Development of novel forward in-vivo transit dosimetry technique and its implementation on adaptive radiotherapy
摘要
Aim: To develop, validate, and clinically implement a novel forward in-vivo transit dosimetry technique using an electronic portal imaging device (EPID) for intensity-modulated radiation therapy (IMRT) and volumetric modulated arc therapy (VMAT), and to assess its role in adaptive radiotherapy for head and neck cancers. Methods: The technique was validated in 40 patients (20 IMRT, 20 VMAT) and applied clinically in 100 head and neck patients treated on a Varian Halcyon linear accelerator. Transit fluence measured by EPID during treatment was compared directly with TPS-predicted exit fluence (generated at the EPID plane using simple rectangular or semicircular phantoms for heterogeneity correction) via γ-analysis (primarily 3%DD/3 mm DTA criteria).

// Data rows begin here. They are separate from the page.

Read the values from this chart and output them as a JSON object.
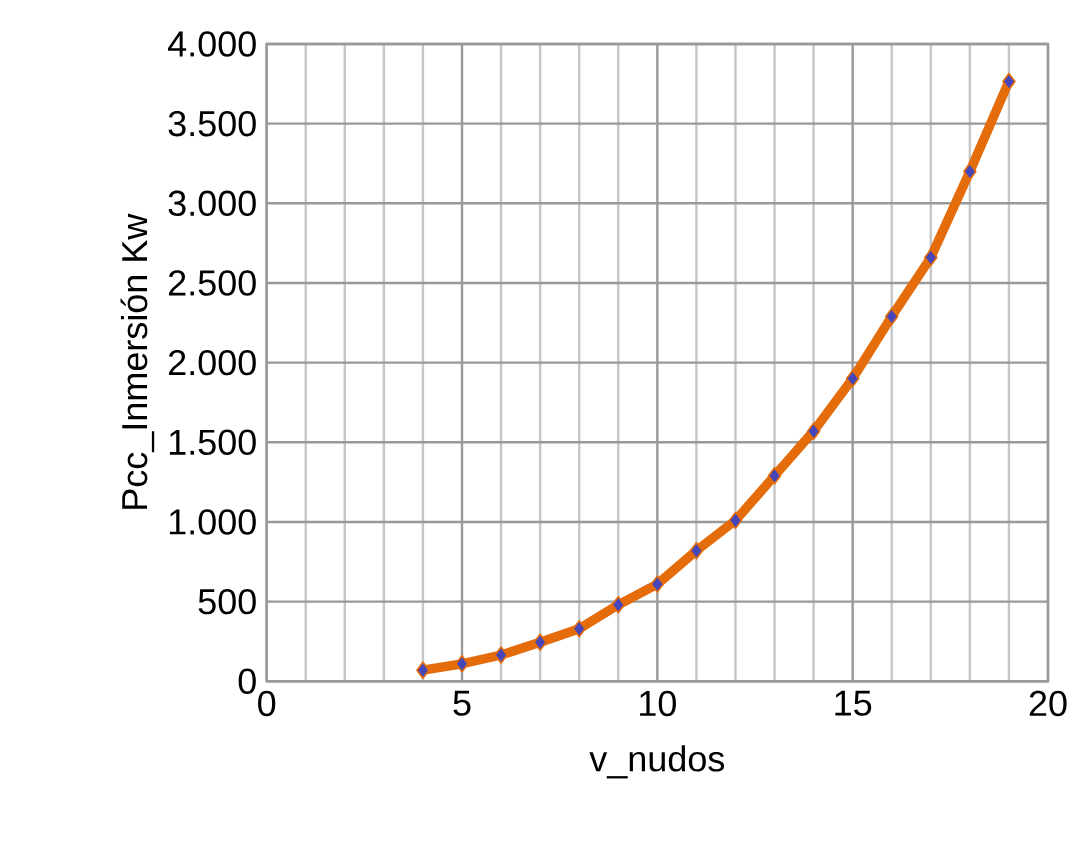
{
  "chart_data": {
    "type": "line",
    "xlabel": "v_nudos",
    "ylabel": "Pcc_Inmersión Kw",
    "x": [
      4,
      5,
      6,
      7,
      8,
      9,
      10,
      11,
      12,
      13,
      14,
      15,
      16,
      17,
      18,
      19
    ],
    "values": [
      70,
      110,
      165,
      245,
      330,
      480,
      610,
      820,
      1010,
      1290,
      1570,
      1900,
      2290,
      2660,
      3200,
      3765
    ],
    "color": "#e46c0a",
    "marker": "diamond",
    "line_style": "solid",
    "grid": true,
    "xlim": [
      0,
      20
    ],
    "xticks": [
      0,
      5,
      10,
      15,
      20
    ],
    "ylim": [
      0,
      4000
    ],
    "yticks": [
      0,
      500,
      {
        "value": 1000,
        "label": "1.000"
      },
      {
        "value": 1500,
        "label": "1.500"
      },
      {
        "value": 2000,
        "label": "2.000"
      },
      {
        "value": 2500,
        "label": "2.500"
      },
      {
        "value": 3000,
        "label": "3.000"
      },
      {
        "value": 3500,
        "label": "3.500"
      },
      {
        "value": 4000,
        "label": "4.000"
      }
    ]
  }
}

Head and neck cases were monitored for adaptive replanning based on fluence deviations and body contour changes on CBCT. Results: Mean γ-passing rates (3%/3 mm) were 95.1 ± 1.5% (thorax), 96.5 ± 1.0% (brain), 95.3 ± 1.1% (head-and-neck), and 95.9 ± 1.4% (pelvis) for IMRT; and 96.2 ± 0.7%, 97.5 ± 1.1%, 96.7 ± 1.3%, and 97.2 ± 1.4%, respectively, for VMAT. Among 800 analyzed fluences, average γ-passing rates were 91.7 ± 2.0% (2 mm/2%), 93.2 ± 1.8% (2 mm/3%), 95.1 ± 1.2% (3 mm/2%), and 98.6 ± 0.8% (3 mm/3%). Adaptation was triggered in 15% (15/100) of patients based on transit fluence deviations and contour changes, with 11 true positives confirmed by clinicians (false-positive rate ≈5%). Conclusion: The proposed forward transit EPID dosimetry method provides a simple, accurate, and clinically feasible in-vivo verification tool for IMRT and VMAT. By integrating TPS-based heterogeneity correction at the EPID plane, it overcomes limitations of back-projection algorithms, maintains high γ-passing rates across anatomical sites, and enables real-time adaptive radiotherapy decisions in routine clinical practice.